It’s impossible to keep anything under your hat these days. There were remote tribes in deepest Sarawak that probably had a decent inkling that the Open would be going to Portrush in 2019 but the Royal & Ancient heid honchos like to keep folk guessing. Even the freebie baseball caps that were being dished out prior to yesterday’s official confirmation simply stated in stitching, ‘The 148th Open – Portrush’, which left some mathematically challenged scribblers counting their fingers and muttering ‘now, if last year was the 144th Open what year is the 148th?’.

Yes, it did add up to 2019 and for only the second time in the long history of the game’s oldest major, the Open will be held outside Scotland and England and will go across the water to Northern Ireland’s Antrim coast.

Since Max Faulkner won the last Open to be staged at Portrush back in 1951, Northern Ireland, ravaged by sectarian violence, has been to hell and back. The return of golf’s most historic championship will provide another layer of soothing balm to the deep wounds as the province continues to move forward with stability, confidence and peace.

As a lifelong Portrush member, Darren Clarke, the Open champion in 2011, knows all about the abundant charms and challenges of the Dunluce links, which is undergoing a number of changes to accommodate the modern day Open demands. The wait will be worth it even if he believed such a moment would not be possible. “To think we would we ever get through the dark times Northern Ireland has had, and get to this stage where we have the biggest and best tournament in the world, I'd have been very foolish to say yes (the Open will come here),” said the European Ryder Cup captain. “Nobody could foresee that coming through in the bad old days.”

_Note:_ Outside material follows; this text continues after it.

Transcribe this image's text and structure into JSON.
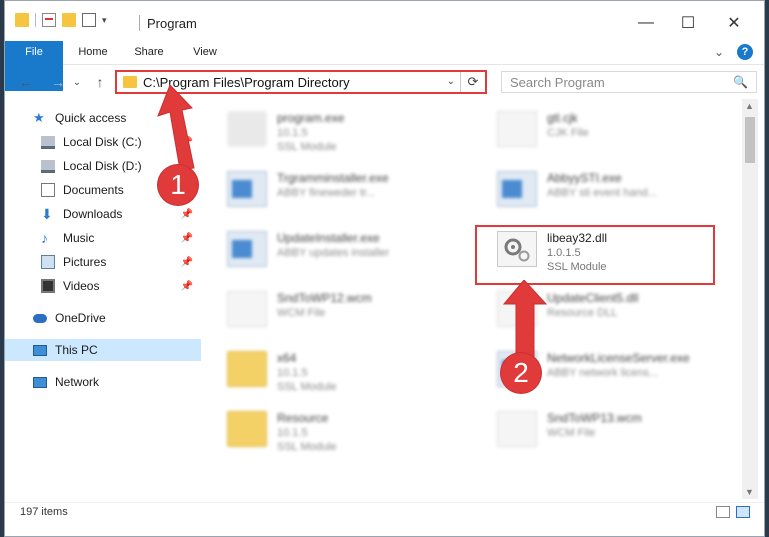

Given that the Open will be staged in mid-July, a traditionally contentious period in the Northern Ireland calendar, the R&A high command remain confident that security issues will not be a concern. “We spent a lot of time with external advisers working through those particular issues and we are very comfortable that we will be fine hosting it in July,” said Martin Slumbers, the chief executive of the R&A.

When it comes to sport, there remains a united front. Martin McGuinnes, the deputy First Minister of Northern Ireland, gave his congratulations to Northern Ireland’s football team for qualifying for Euro 2016 while hoping the Republic of Ireland will join them. He hailed the success of Belfast bantamweight, Michael Conlan, who became a world amateur boxing champion recently while expressing his hopes that Ireland as a whole can be the host nation for the 2023 Rugby World Cup. “This announcement by the R&A is a tremendous vote of confidence in the transformation that has happened here politically and security wise over the last 20 years leading from conflict to peace,” he said.

Of course, Ireland’s golfers have done a huge amount to put the Emerald Isle on the global map and help with the campaign to lure the Open back to this neck of the woods. Since 2007, Padraig Harrington, Graeme McDowell, Rory McIlroy and Clarke have won nine majors among them. “The impetus for this wasn't started by Graeme or Rory or me, it was from Padraig winning three majors in a very short period of time and we all followed him,” added Clarke, of Dubliner Harrington’s triple whammy of majors in 2007 and 2008. “Padraig deserves an awful lot of credit.”

Three years ago, the Irish Open was staged at Portrush – the first time the event had been held in Northern Ireland since 1953 – and attracted the kind of vast crowds that would’ve made a Cecil B DeMille biblical epic look poorly attended. Despite the fairly ghastly conditions, around 112,000 drookit fans packed themselves in during the four days as it became the first ever European Tour contest to be sold out.

“It’s a dream and I never thought I’d have the chance to play an Open at home,” added McIlroy, who holds the Portrush course record of 61. In 2019, that dream will become a reality.